Convolutional neural network aproach for heart MurMur detection in auscultation signals using wavelet transform based features

Robertas Petrolis1, Renata Paukstaitiene1, Gabriele Rudokaite2, Andrius Macas3, Arturas Grigaliunas1, Algimantas Krisciukaitis1
1Department of Physics, Mathematics and Biophysics, Lithuanian University of Health Sciences., 2Lithuanian University of Health Sciences Department of Cardiology, 3Department of Anaesthesiology, Medical Academy, Lithuanian University of Health Sciences


Abstract

Experienced cardiologists classify heart auscultation signals with great agreement between each other, at the same time facing difficulties to precise verbally the key features used.

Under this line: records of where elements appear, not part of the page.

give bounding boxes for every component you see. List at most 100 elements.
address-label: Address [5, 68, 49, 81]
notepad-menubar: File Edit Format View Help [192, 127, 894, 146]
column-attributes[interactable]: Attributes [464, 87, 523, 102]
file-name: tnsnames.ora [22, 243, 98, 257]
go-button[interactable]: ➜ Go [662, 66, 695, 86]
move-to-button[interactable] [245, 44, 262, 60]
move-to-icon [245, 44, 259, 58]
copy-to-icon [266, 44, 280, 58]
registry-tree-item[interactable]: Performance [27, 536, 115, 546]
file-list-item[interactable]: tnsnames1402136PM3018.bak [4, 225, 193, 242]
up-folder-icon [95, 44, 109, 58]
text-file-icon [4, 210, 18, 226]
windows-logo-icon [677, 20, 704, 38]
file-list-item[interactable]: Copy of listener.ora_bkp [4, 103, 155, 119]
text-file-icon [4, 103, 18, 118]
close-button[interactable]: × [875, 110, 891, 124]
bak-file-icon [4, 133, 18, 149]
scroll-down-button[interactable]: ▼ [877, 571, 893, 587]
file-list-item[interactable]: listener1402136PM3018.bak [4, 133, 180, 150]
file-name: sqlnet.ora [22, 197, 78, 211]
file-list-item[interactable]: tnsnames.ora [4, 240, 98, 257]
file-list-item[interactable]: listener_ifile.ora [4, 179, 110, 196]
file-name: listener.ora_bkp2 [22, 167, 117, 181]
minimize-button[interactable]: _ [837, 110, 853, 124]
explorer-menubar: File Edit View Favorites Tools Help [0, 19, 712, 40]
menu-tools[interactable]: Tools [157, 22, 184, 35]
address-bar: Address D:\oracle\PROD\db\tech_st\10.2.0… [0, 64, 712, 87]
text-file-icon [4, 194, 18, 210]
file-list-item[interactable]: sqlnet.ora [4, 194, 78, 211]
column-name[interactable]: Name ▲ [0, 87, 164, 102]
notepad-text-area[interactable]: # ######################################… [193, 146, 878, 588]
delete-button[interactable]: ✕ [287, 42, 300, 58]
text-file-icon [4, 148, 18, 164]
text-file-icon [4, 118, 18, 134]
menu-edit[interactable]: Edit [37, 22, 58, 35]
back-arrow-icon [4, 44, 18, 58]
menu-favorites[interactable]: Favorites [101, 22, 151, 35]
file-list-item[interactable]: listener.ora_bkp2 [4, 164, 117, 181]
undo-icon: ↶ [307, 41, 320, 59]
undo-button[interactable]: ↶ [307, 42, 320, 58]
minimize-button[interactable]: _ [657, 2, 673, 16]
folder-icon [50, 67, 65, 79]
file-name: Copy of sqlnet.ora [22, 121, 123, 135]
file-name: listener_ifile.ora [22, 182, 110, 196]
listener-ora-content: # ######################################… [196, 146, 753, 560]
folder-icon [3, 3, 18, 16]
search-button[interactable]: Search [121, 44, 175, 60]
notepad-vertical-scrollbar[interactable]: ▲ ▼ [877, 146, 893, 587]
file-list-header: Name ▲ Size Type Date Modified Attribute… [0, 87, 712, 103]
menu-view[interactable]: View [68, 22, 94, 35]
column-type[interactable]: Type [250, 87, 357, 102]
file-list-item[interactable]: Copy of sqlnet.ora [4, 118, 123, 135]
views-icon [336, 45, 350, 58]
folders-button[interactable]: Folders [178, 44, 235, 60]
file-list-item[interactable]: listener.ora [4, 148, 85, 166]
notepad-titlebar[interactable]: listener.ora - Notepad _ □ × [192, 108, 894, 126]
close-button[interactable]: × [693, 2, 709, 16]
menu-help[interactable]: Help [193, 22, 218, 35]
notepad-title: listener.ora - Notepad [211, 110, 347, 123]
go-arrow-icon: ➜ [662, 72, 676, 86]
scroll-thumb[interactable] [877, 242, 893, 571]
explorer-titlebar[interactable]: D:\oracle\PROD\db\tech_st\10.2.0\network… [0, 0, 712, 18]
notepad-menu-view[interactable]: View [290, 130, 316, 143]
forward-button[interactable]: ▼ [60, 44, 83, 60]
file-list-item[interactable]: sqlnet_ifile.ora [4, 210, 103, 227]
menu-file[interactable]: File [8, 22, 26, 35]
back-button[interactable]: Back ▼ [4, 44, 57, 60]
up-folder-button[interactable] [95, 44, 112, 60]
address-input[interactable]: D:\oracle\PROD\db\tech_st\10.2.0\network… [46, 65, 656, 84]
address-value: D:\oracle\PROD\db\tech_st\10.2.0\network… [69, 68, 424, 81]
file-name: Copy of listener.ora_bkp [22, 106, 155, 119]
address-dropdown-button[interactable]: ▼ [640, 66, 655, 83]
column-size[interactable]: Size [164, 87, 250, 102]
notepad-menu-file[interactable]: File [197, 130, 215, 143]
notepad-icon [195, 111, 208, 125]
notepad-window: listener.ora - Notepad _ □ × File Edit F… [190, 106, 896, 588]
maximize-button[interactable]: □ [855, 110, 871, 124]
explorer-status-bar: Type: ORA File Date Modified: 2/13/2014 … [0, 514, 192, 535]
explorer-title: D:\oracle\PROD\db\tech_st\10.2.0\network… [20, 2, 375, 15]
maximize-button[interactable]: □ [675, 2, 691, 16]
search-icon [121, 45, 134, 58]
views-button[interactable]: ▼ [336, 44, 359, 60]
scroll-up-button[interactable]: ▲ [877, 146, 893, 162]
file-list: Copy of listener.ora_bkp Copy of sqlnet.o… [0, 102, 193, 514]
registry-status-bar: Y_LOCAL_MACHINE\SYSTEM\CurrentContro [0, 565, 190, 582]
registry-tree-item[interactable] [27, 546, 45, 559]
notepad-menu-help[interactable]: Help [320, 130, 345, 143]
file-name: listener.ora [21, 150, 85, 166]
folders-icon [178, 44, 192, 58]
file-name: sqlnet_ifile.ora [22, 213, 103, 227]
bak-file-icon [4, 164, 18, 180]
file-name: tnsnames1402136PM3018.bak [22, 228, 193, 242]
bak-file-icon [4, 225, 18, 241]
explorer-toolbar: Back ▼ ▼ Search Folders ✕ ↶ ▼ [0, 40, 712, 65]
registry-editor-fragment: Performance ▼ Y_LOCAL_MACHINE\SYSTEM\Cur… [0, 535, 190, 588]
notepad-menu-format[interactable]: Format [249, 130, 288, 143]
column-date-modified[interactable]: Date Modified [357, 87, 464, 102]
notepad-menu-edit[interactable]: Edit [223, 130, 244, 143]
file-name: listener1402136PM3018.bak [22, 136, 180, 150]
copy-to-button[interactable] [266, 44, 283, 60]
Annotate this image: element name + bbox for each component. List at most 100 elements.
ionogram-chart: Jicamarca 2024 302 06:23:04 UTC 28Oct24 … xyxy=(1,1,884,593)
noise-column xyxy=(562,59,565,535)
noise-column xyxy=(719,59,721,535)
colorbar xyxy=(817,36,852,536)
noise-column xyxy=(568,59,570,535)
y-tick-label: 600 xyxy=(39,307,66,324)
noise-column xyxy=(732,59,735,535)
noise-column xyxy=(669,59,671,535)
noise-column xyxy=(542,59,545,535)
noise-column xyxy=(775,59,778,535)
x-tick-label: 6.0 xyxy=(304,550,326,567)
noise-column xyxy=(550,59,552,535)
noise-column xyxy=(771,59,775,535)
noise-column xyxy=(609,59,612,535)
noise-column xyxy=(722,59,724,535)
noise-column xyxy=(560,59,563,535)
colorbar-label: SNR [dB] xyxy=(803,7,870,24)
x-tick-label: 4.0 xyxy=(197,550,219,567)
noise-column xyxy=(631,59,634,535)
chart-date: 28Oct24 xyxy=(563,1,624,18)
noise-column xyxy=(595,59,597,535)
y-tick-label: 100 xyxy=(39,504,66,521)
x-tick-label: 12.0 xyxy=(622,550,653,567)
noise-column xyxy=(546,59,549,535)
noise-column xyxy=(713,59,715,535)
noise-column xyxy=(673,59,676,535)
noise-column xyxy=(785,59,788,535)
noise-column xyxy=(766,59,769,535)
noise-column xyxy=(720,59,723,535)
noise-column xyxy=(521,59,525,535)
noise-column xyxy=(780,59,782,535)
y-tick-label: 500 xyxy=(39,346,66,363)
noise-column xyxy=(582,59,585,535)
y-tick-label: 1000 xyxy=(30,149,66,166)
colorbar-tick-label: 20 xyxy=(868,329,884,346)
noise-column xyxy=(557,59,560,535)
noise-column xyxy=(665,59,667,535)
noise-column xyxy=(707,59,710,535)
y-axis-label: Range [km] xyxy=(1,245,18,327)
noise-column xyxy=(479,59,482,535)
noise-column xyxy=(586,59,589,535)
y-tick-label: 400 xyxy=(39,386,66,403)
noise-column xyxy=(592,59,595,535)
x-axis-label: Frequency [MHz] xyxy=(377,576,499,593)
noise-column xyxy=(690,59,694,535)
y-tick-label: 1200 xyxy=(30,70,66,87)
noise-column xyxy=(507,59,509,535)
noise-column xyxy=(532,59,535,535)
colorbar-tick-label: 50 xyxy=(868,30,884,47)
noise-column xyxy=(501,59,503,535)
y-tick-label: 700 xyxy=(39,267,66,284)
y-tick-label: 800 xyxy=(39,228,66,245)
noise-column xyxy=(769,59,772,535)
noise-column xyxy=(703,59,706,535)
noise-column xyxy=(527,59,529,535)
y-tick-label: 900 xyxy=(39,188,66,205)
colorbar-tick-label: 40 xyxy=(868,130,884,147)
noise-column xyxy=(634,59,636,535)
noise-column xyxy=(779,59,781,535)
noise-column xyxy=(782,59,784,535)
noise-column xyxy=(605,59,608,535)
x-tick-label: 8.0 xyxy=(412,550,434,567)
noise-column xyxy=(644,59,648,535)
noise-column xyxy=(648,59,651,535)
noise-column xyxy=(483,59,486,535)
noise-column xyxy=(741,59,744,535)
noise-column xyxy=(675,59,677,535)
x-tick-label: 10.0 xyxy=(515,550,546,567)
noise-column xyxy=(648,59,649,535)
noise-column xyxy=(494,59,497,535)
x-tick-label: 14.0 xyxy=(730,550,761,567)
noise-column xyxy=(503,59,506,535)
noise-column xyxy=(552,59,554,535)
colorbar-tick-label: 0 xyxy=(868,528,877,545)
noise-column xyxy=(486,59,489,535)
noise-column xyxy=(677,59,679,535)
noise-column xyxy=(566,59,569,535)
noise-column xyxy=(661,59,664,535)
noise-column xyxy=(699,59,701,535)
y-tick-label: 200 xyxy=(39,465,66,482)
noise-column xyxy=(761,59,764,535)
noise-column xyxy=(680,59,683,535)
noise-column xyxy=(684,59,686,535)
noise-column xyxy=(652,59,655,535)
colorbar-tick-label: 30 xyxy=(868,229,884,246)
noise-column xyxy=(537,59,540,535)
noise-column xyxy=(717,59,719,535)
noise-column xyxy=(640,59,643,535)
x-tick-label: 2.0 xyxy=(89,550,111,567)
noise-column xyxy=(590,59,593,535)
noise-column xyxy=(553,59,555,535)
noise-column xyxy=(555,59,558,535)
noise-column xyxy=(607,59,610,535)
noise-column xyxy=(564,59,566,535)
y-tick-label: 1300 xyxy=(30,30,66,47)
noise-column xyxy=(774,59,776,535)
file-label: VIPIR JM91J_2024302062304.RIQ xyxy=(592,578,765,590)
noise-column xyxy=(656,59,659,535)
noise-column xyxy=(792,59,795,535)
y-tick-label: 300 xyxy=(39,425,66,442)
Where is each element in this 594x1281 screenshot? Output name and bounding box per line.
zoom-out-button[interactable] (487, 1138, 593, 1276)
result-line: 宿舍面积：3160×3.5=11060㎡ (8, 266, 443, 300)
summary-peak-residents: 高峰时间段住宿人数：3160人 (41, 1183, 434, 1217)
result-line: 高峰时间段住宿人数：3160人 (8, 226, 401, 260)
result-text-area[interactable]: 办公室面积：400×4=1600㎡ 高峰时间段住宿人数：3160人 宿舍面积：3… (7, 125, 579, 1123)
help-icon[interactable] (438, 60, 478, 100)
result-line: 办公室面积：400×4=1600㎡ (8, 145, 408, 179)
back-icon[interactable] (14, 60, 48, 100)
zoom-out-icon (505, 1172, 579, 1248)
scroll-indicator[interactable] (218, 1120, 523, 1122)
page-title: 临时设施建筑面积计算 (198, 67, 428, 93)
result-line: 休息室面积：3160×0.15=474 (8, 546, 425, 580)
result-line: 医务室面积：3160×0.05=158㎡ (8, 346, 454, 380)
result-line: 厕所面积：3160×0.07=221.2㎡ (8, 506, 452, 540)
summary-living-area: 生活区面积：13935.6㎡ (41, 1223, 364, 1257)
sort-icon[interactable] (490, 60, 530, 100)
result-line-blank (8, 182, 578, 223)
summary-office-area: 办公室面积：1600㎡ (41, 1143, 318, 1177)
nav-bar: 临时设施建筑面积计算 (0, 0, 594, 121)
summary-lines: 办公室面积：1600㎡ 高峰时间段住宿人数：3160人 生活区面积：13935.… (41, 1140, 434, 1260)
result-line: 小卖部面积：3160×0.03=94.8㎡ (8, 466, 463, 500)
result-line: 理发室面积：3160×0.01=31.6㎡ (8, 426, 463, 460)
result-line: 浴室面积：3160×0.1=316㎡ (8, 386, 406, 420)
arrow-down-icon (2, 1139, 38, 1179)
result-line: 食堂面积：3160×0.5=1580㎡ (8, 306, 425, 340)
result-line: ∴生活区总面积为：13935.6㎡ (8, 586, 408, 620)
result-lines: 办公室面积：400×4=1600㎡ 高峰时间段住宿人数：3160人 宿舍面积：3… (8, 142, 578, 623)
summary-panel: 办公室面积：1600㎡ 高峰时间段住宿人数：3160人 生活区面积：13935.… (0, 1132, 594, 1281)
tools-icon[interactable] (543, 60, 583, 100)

Therefore, machine learning algorithms trained on experts annotated data could be a valuable tool for clinical decision support increasing reliability of cardiac diagnostics.

We propose here an algorithm for classification of cardiac auscultation signals where key-features are calculated by wavelet transform and the decision is made by convolutional neural network trained on the annotated George Moody PhysioNet Challenge 2022 dataset.

The heart auscultation signal contains strong beats representing cardiac valve closures and the MurMur sounds following, or even partially overlapping with beats. These key-components of the signal differ in time and frequency, therefore continuous wavelet transform (CWT) was proposed as the method for primary features formation. The result of CWT of randomly taken excerpt of the signal is two-dimensional array containing bold areas of high value estimates representing the strong beats and some areas of moderate values representing MurMur sounds, in case they are present. The differences in amplitude, time and frequency of the analyzed components are clearly visible in the representation of CWT result as a picture. Strong beat representations in these images give the time marks for the eventual representations of sought MurMur sounds. Therefore, we did not do the cardiocycle delineation, but use the whole signal calculating CWT results of sliding-overlapping windows of at least one cardiocycle length instead. For final analysis we use only few selected CWT-results per recording having lowest, non-zero entropy. In this way we get rid of noisy or corrupted signal parts. The convolutional neural network does the final classification.

The algorithm was tested on Challenge dataset showing sensitivity 0.83; specificity 0.71 and score 1087 during unofficial phase.